Hoyer, a Democrat from Maryland, and McCarthy, a California Republican, had pitched the plan that would tie an increase to members’ salaries to inflation, adding about $4,500 to their take-home pay next year and rising more each year. Rank-and-file members of Congress now make $174,000 a year.
But members, like Rep. Ben McAdams, a Utah Democrat who won his seat in one of the closest races in the country, pushed back. It's not good optics to raise your own salary, after all.
"The federal budget deficit is $738 billion for the first eight months of this fiscal year, putting us on the unbelievable path of digging a nearly $1 trillion budget hole by the end of September," McAdams said in pushing an amendment to block the pay raise. "Borrowing any money to give members of Congress a pay raise would add insult to injury and it is nowhere on my list of legislative priorities."

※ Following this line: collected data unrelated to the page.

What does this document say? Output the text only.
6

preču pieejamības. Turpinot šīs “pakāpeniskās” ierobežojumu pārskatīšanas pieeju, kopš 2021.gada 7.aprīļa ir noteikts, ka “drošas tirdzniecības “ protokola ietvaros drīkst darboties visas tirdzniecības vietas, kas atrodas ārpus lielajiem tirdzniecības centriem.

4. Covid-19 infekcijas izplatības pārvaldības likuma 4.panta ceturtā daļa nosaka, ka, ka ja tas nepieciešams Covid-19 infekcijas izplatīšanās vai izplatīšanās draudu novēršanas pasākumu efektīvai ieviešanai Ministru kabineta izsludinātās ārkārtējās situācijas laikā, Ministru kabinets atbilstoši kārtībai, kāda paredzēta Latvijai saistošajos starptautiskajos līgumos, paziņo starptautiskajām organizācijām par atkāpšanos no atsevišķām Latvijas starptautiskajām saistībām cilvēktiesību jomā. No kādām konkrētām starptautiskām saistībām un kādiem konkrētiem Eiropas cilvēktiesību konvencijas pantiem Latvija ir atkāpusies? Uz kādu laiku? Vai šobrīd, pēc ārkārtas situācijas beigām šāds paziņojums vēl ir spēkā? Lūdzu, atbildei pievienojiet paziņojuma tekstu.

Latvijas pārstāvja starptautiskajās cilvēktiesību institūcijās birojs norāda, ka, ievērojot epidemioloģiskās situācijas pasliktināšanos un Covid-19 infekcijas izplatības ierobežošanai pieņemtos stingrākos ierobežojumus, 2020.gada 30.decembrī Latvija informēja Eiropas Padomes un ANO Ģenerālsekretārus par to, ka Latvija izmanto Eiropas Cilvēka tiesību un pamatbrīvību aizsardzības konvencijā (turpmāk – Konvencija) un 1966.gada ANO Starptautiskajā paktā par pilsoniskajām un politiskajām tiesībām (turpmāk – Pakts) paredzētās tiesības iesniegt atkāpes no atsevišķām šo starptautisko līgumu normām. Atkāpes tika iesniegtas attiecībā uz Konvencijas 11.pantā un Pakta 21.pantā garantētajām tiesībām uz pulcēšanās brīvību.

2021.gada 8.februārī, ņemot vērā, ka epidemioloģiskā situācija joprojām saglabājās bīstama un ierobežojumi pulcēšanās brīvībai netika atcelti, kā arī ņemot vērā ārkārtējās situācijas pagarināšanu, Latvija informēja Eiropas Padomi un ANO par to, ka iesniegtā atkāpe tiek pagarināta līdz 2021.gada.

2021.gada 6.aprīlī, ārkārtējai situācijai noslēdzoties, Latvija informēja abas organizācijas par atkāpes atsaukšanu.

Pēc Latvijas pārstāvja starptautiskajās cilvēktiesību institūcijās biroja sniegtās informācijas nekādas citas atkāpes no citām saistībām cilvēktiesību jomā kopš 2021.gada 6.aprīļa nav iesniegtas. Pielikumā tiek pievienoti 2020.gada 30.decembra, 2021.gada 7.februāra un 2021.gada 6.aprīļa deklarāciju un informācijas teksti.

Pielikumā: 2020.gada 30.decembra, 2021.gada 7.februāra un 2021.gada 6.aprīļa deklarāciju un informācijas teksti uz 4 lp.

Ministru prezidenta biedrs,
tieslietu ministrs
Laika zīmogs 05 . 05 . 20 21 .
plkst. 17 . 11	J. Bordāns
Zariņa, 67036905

Hoyer and McCarthy had countered that raising the wage for members would keep the body from becoming a home for only millionaires and would allow for senior staffers to be paid more. Right now, a staffer can’t be paid more than his or her boss.
In the end, McAdams and his fellow Blue Dog Democrats, a group of moderate members who represent Republican-leaning or swing districts, won out. The pay raise wasn’t in the spending package brought to the House floor.
“I’m happy that they listened,” McAdams said. “And you know the people of Utah sent me here to work on some tough issues like addressing the rising cost of health care and prescription drugs and reforming a broken immigration system and not to raise my own salary. And I don’t think Congress should have even asked for a pay increase until we fix what’s broken about Washington."
McAdams, who eked out a win over Republican Rep. Mia Love by 694 votes last year, follows in the path set by Love’s predecessor, Jim Matheson, who was also a moderate Democrat and lobbied against pay raises while in office.
“We continue to swim in a pool of red ink,” Matheson said on the House floor in 2006. “I don’t think it’s appropriate to have this … raise go through without an up-or-down vote.”
Matheson often donated the amount of his latest raise to charity.